Hataların önem seviyesi değişik araçlarda farklı farklı isimlendirilebilir. Örneğin urgent, high, medium, low gibi seviyeler de kullanılabilir.

Process Detected:
MIL-STD-498 projelerinde aşağıdaki alanlar kullanılabiliyor.
  • Operation & Maintenance
  • Source Code Review
  • Unit Integration Test
  • CSCI Level Pre-Integration Test (*)
  • CSCI Qualification Dry-Run
  • CSCI Qualification Test
  • System Pre-Integration Test
  • System Integration Dry-Run
  • System Integration Test
  • System Qualification Dry-Run
  • System Qualification Test
Process Injected:
  • System Requirements Development
  • Software Requirements Development
  • System Design
  • Software Design
  • Software Implementation

Bu alan Root Cause olarak belki kullanılabilir. Root Cause hatanın yakalandığı yeri değil, asıl oluştuğu yeri gösterir. Root Cause olarak şunlar sıralanabilir
1. Lack of education
2. Communication problems
3. Immature processes
4. Omission or oversight
5. Interpretation or transcription
Root cause daha sonra şu işe yarar.
Detailed documentation of the defect enables us to note all the information obtained during this identification phase and helps developers to correct the defect and carry out any subsequent statistical analysis based on defect data (i.e identification of the most frequent root causes)

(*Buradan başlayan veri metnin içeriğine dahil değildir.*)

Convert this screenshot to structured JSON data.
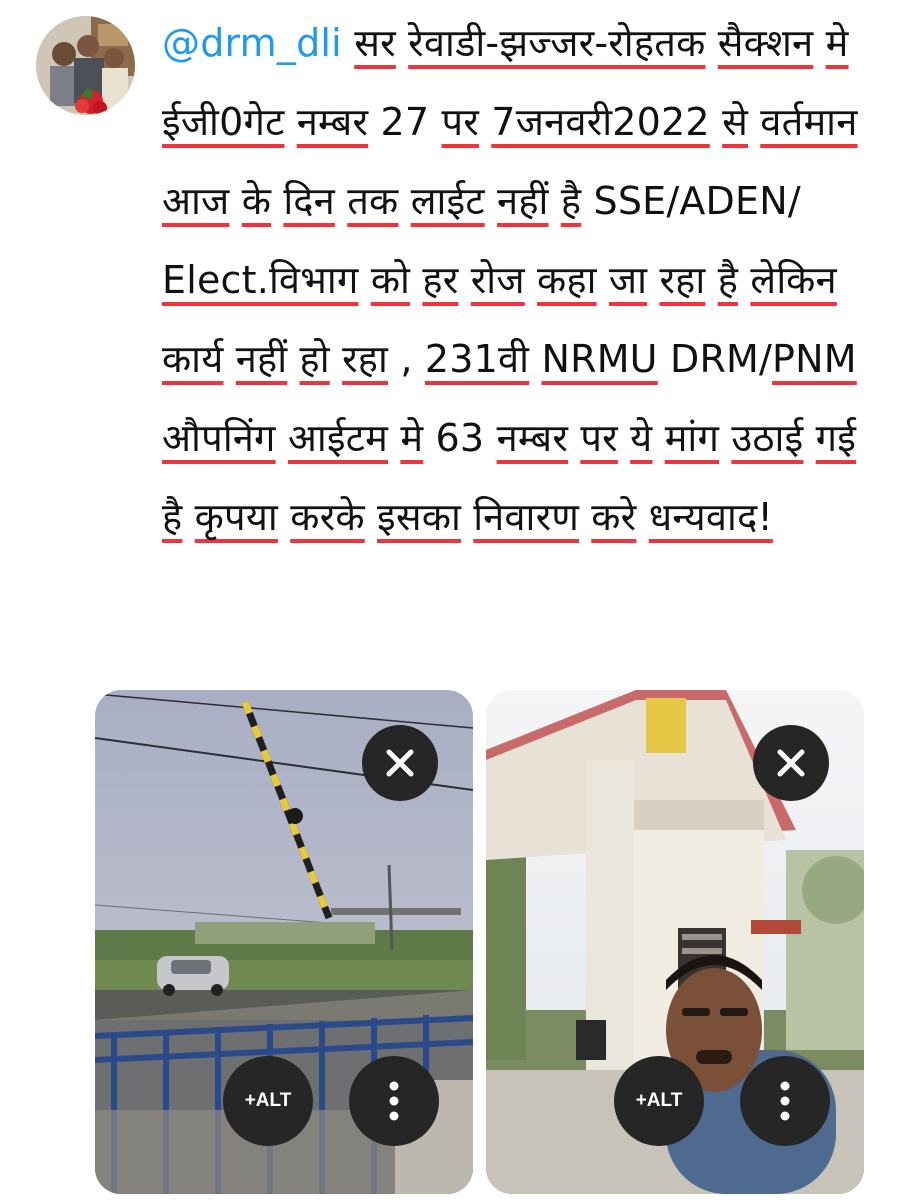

Açılan hataların nasıl çok boyutlu olarak önceliklendirileceğini gösteren güzel bir yazı burada. Açılan hatalara önem seviyesi verirken müşteri ve geliştirici açısından bakılmasını tavsiye ediyor.

Affects Version
"Version(s) in which an issue is observed" şeklinde tanımlanıyor.

Fix Version
"Version(s) for which an issue is anticipated to be fixed (for Unresolved issues) or in which it is actually fixed (for Resolved/Closed and Fixed issues)" şeklinde tanımlanıyor.

Kime Atananacağı
Assignee alanı "Automatic" olarak bırakılırsa takım liderine atanır.

Dosya Eklentisi
Yazılım hatalarında ekran görüntüsü veya logları eklenti olarak koymak faydalı olabilir.